Случилось это летом, когда все мы были на каникулах. 1 сентября, придя в школу (мы уже учились, наверное, в 9-м классе), мы оживленно обсуждали, кто где был, куда ездил отдыхать с родителями. Я помню, Лидия Ивановна, преподавательница литературы, которая вела урок, никак не могла привести нас в чувство. Все болтали. И тогда она стукнула указкой по столу и сделала замечание лично Юлику: «Минервин, перестаньте болтать!»
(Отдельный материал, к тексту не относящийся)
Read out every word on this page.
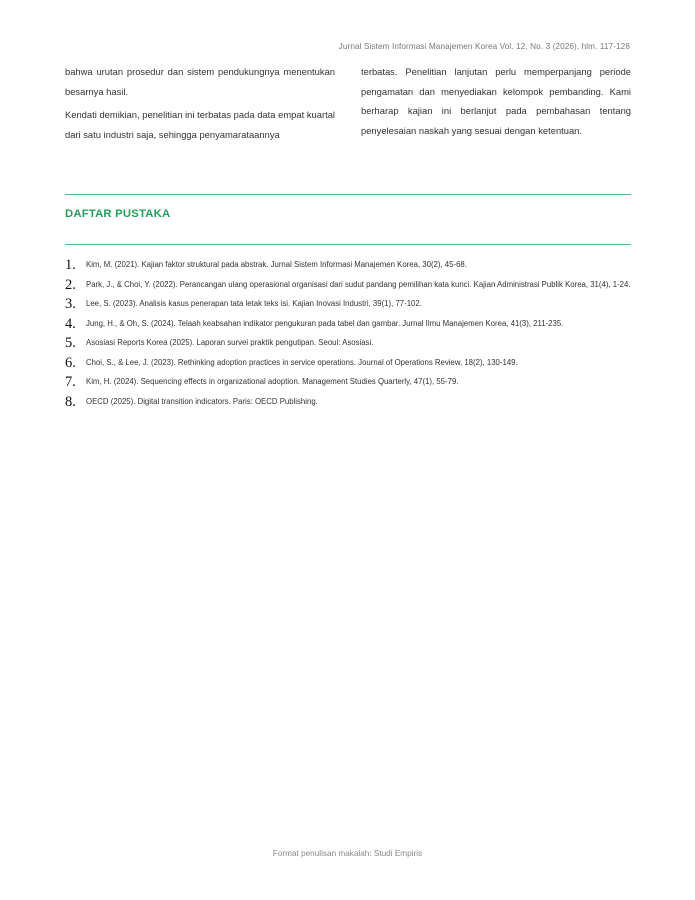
Jurnal Sistem Informasi Manajemen Korea Vol. 12, No. 3 (2026), hlm. 117-128

bahwa urutan prosedur dan sistem pendukungnya menentukan besarnya hasil.

Kendati demikian, penelitian ini terbatas pada data empat kuartal dari satu industri saja, sehingga penyamarataannya

terbatas. Penelitian lanjutan perlu memperpanjang periode pengamatan dan menyediakan kelompok pembanding. Kami berharap kajian ini berlanjut pada pembahasan tentang penyelesaian naskah yang sesuai dengan ketentuan.

DAFTAR PUSTAKA
1.	Kim, M. (2021). Kajian faktor struktural pada abstrak. Jurnal Sistem Informasi Manajemen Korea, 30(2), 45-68.
2.	Park, J., & Choi, Y. (2022). Perancangan ulang operasional organisasi dari sudut pandang pemilihan kata kunci. Kajian Administrasi Publik Korea, 31(4), 1-24.
3.	Lee, S. (2023). Analisis kasus penerapan tata letak teks isi. Kajian Inovasi Industri, 39(1), 77-102.
4.	Jung, H., & Oh, S. (2024). Telaah keabsahan indikator pengukuran pada tabel dan gambar. Jurnal Ilmu Manajemen Korea, 41(3), 211-235.
5.	Asosiasi Reports Korea (2025). Laporan survei praktik pengutipan. Seoul: Asosiasi.
6.	Choi, S., & Lee, J. (2023). Rethinking adoption practices in service operations. Journal of Operations Review, 18(2), 130-149.
7.	Kim, H. (2024). Sequencing effects in organizational adoption. Management Studies Quarterly, 47(1), 55-79.
8.	OECD (2025). Digital transition indicators. Paris: OECD Publishing.
Format penulisan makalah: Studi Empiris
В классе наступила полная тишина, потому что все услышали другую фамилию и вспомнили, что произошло. Юлик, надо сказать, среагировал замечательно. Он встал и спокойно сказал: «Лидия Ивановна, с моей фамилией ничего не произошло». Потом я видел Лазаря Моисеевича на Фрунзенской набережной – он там жил и часто прогуливался с палочкой или сидел на скамеечке с кем-то. Мой редактор в журнале «В мире книг» даже пытался взять у него интервью, не знаю, удалось ли ему это. Как все вампиры, Каганович жил долго. Умер он в 97-летнем возрасте 25 июля 1991 года – за пять месяцев до распада страны, в руководстве которой находился с первых дней ее существования.
Леонид Ильич Брежнев
Есть в моей коллекции вожди уже более позднего времени. С одними мне довелось ездить в Африку в качестве переводчика, с другими я работал в Москве.
Вспоминаю несколько странную встречу Л. И. Брежнева с президентом Сомали Сиадом Барре, прибывшим в Москву с официальным визитом. Она была сугубо протокольной, а я в силу профессии – единственным посторонним, допущенным на неё.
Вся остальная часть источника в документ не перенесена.